Dicho de otro modo, esta semana hemos sabido que desde Madrid no nos dejan aplicar una ley emanada de nuestro parlamento más cercano (es decir, una ley hecha por las personas que representan a la sociedad navarra), a pesar de que según el Amejoramiento del Fuero la competencia de desarrollo en materia de sanidad es de Navarra y no de Madrid.

¿Y cómo puede ser esto? Pues porque resulta que el Gobierno central de Madrid, se ha acostumbrado a gobernar a golpe de leyes básicas.

Dicho de otro modo, cuando el Gobierno de Madrid no tiene alguna competencia porque está incluida entre las competencias de las comunidades autónomas (en este caso, entre nuestros fueros), fija una serie de criterios que deben cumplir las leyes autonómicas sí o sí (en este caso, los fueros), de tal forma que, en la práctica, impiden que el Parlamento de Navarra pueda hacer nada que al Gobierno de Madrid no le guste.

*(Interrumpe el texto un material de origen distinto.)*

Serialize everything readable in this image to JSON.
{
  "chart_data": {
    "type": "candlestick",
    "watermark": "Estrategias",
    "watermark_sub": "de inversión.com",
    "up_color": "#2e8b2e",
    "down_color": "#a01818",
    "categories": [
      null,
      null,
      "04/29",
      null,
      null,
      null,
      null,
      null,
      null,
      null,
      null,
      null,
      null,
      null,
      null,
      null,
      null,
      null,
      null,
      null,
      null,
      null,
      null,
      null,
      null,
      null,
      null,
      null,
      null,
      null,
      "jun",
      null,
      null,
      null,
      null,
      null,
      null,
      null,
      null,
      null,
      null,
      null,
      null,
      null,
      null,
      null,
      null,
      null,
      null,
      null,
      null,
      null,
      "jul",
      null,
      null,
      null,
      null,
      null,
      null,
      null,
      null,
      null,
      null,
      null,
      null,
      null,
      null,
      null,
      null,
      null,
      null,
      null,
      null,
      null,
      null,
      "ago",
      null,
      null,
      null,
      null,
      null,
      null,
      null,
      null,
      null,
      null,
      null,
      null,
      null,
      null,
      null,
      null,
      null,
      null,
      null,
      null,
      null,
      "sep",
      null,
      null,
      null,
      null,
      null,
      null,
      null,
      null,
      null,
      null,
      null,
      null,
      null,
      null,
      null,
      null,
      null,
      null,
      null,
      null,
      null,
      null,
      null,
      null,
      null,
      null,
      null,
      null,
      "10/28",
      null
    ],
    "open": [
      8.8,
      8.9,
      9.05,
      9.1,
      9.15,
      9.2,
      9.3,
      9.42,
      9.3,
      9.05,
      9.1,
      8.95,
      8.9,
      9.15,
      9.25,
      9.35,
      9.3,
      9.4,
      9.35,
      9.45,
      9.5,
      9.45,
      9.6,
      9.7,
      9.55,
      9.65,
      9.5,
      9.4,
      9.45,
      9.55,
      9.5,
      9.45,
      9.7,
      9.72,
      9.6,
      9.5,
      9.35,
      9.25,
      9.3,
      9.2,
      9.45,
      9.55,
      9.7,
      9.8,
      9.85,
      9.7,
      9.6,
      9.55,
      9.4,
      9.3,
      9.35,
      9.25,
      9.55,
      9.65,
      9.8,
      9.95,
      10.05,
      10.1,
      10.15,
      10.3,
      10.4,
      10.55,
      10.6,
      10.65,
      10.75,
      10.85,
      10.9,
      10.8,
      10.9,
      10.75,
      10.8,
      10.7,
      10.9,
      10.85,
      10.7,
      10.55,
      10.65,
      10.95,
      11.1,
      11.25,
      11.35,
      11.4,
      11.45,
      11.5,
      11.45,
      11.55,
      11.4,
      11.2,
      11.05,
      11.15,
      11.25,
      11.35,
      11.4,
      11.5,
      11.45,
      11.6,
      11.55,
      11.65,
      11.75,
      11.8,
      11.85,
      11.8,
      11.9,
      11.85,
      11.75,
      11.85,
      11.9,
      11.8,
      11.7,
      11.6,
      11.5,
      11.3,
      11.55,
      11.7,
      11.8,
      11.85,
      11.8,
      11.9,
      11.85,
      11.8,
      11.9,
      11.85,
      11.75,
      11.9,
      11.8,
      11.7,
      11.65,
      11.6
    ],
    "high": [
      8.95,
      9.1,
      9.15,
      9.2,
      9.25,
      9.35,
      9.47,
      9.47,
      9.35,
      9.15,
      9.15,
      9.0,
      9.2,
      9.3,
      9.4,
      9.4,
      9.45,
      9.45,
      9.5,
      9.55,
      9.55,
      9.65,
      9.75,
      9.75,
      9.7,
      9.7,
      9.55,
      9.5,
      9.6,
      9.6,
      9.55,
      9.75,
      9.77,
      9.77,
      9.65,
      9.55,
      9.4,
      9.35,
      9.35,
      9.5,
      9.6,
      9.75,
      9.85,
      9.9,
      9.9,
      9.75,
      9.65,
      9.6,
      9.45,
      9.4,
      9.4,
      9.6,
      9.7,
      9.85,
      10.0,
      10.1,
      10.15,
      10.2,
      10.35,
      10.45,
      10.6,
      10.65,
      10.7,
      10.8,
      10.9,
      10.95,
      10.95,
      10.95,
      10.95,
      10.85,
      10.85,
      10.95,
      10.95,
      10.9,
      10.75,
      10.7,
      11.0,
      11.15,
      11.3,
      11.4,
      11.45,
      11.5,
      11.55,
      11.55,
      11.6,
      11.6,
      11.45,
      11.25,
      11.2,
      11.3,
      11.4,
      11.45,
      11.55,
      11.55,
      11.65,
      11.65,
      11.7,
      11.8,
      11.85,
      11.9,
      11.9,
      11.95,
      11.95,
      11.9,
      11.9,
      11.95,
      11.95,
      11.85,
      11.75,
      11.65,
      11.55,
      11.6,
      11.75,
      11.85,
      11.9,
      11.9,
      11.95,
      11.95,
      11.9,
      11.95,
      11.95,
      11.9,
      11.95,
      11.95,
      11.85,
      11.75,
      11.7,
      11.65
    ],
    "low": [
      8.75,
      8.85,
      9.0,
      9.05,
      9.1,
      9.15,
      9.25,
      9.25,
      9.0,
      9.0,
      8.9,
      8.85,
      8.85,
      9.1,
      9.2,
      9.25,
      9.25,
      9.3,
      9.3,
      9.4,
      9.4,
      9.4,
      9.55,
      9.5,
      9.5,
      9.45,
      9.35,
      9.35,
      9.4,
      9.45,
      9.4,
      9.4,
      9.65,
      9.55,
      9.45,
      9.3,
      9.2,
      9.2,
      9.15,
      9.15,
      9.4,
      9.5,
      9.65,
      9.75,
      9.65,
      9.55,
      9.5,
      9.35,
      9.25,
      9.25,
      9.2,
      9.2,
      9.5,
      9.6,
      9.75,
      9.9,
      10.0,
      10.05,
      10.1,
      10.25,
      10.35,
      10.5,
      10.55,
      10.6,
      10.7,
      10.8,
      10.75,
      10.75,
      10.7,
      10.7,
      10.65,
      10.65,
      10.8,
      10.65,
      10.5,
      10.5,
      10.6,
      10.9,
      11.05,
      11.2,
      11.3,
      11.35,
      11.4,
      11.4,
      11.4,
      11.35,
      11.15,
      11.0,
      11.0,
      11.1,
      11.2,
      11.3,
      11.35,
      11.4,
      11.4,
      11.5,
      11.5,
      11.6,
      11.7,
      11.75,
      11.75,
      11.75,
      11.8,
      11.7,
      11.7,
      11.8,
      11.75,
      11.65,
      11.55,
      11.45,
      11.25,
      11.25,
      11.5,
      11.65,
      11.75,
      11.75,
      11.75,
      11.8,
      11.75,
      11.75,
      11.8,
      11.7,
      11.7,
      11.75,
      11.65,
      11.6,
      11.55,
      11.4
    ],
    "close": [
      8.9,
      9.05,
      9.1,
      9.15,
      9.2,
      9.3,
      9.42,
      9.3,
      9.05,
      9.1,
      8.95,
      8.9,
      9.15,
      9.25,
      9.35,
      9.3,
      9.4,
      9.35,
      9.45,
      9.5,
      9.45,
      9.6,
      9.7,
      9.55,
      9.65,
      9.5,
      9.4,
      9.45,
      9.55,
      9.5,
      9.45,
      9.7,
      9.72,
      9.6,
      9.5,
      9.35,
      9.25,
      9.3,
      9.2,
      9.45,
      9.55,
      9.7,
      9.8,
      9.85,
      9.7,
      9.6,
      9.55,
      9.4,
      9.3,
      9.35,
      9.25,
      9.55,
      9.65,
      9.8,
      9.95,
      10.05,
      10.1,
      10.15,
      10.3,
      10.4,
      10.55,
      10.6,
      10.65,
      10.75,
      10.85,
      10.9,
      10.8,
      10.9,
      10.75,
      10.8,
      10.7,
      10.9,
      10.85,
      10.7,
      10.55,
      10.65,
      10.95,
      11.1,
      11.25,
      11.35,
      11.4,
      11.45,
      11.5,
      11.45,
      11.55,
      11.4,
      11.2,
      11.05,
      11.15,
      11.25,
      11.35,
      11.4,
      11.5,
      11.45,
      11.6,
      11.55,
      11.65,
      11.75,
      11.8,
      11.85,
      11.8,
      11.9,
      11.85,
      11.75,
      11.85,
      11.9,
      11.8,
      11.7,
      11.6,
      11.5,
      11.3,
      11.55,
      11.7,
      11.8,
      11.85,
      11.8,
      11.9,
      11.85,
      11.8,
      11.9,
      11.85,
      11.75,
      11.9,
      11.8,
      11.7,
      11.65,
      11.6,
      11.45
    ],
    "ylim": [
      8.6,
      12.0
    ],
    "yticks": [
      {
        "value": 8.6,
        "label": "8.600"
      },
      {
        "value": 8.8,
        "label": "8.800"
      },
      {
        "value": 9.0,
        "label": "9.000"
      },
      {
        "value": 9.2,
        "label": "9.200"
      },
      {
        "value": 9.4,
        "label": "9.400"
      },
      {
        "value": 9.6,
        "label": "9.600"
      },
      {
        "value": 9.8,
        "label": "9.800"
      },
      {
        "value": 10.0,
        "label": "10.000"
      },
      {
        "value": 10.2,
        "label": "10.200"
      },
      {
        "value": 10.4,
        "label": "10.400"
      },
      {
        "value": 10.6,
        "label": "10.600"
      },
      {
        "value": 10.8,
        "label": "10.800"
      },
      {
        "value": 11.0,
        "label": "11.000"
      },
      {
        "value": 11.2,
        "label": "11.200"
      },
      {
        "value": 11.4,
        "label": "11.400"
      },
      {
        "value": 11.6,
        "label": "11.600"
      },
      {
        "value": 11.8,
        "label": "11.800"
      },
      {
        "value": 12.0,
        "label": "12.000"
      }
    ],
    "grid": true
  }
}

Pero es que el tema va más allá: esta ley foral que acaba de anular el Tribunal Constitucional, no es más que otra de entre las 18 leyes forales que no se pueden aplicar por razones similares.

¿Pues qué sentido tienen nuestro Parlamento y nuestro Gobierno si cualquier norma puede ser contradicha por gentes que viven a cientos de kilómetros y que, quizás, nunca hayan pisado las Bardenas ni el bosque de Irati? Vemos cómo las decisiones que afectan a la vida cotidiana de las personas que vivimos en Navarra se toman cada vez más lejos y entre menos gente. La madurez política de la sociedad navarra es puesta en cuestión cada vez que se anula el trabajo de nuestras instituciones.

Es hora de despertar en defensa de lo propio, antes de que sea demasiado tarde. Como reza el monumento a los Fueros, «para simbolizar la unión de los navarros en defensa de sus libertades, libertades aún más dignas que la propia vida».